# Robber!!!



## Brownfisher (May 11, 2015)

This guy not only stole my lady fish filets that I was using for cut bait, but flew off with my knife that was stuck in the filets to pin them to the stand. Another morning of ladyfish, bluefish, whiting, undersized pompano, stingrays, and more catfish than I could count. I guess Harold the Heron's ancestors were on the beach before mine!


----------



## GROUPERKING (Sep 28, 2011)

You sure that ain't Fred ? He's bad about doing stuff like that.


----------



## Snagged Line (Sep 30, 2007)

Definitely a case of Fowl Play.
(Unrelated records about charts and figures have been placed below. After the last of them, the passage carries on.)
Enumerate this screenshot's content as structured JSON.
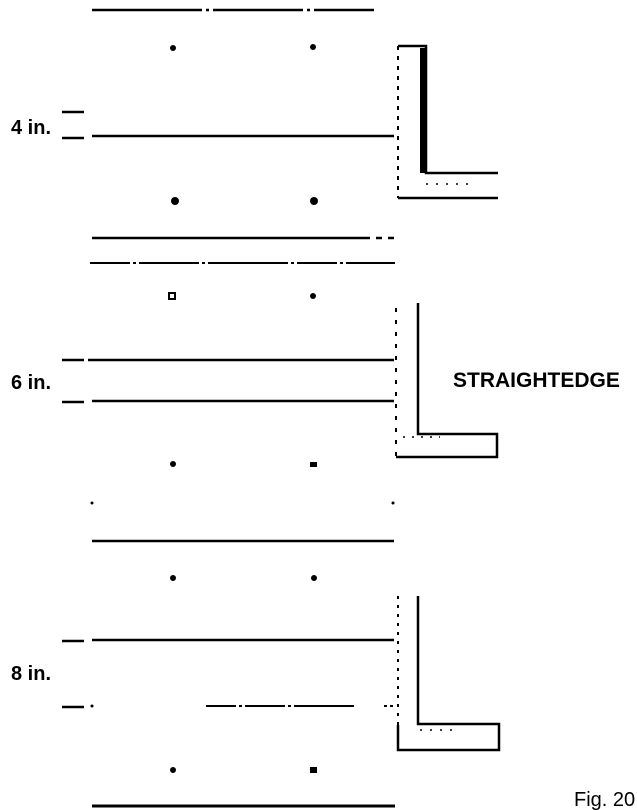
{
  "labels": {
    "spacing_4": "4 in.",
    "spacing_6": "6 in.",
    "spacing_8": "8 in.",
    "straightedge": "STRAIGHTEDGE",
    "figure": "Fig. 20"
  },
  "colors": {
    "ink": "#000000",
    "background": "#ffffff"
  }
}
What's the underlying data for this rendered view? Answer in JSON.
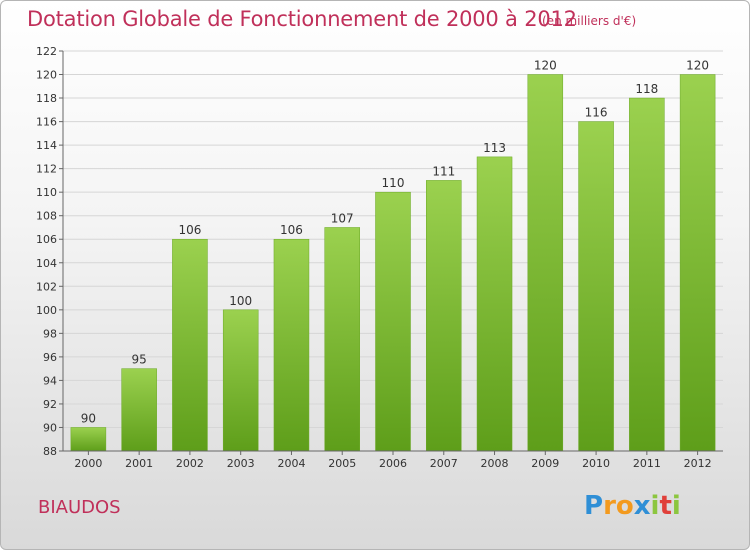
{
  "chart_data": {
    "type": "bar",
    "title": "Dotation Globale de Fonctionnement de 2000 à 2012",
    "units_note": "(en milliers d'€)",
    "categories": [
      "2000",
      "2001",
      "2002",
      "2003",
      "2004",
      "2005",
      "2006",
      "2007",
      "2008",
      "2009",
      "2010",
      "2011",
      "2012"
    ],
    "values": [
      90,
      95,
      106,
      100,
      106,
      107,
      110,
      111,
      113,
      120,
      116,
      118,
      120
    ],
    "ylim": [
      88,
      122
    ],
    "yticks": [
      88,
      90,
      92,
      94,
      96,
      98,
      100,
      102,
      104,
      106,
      108,
      110,
      112,
      114,
      116,
      118,
      120,
      122
    ],
    "grid": true,
    "bar_color": "#7fc234"
  },
  "commune": "BIAUDOS",
  "logo": {
    "letters": [
      "P",
      "r",
      "o",
      "x",
      "i",
      "t",
      "i"
    ],
    "colors": [
      "#2f8fd6",
      "#f39a1e",
      "#f39a1e",
      "#2f8fd6",
      "#8cc63f",
      "#e0403a",
      "#8cc63f"
    ]
  }
}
It's bad enough that they are hoodlums, But now they are Armed thanks to you...... Good Job!!!...........................lol

Maybe you are "Hooked On Hoodlum Fowl " and you will win a replacement Bait Knife......


----------



## amarcafina (Aug 24, 2008)

George is the name of the one at our place... they all are Democrats


----------



## Yakangler (Sep 3, 2016)

George is the name of the one at my place as well haha


----------



## SHunter (Jun 19, 2009)

Got to share once in a while with the locals.


----------



## Chapman5011 (Mar 7, 2013)

Damn democrat


----------



## Brownfisher (May 11, 2015)

Well, I am not sure if you are cussing the fisherman or bird. I cannot speak for George, but I have never drank, smoked, or been rich enough to be anything but a proud Democrat, but I do not care much about something as unimportant as politics mixed with something as important as fishing!


----------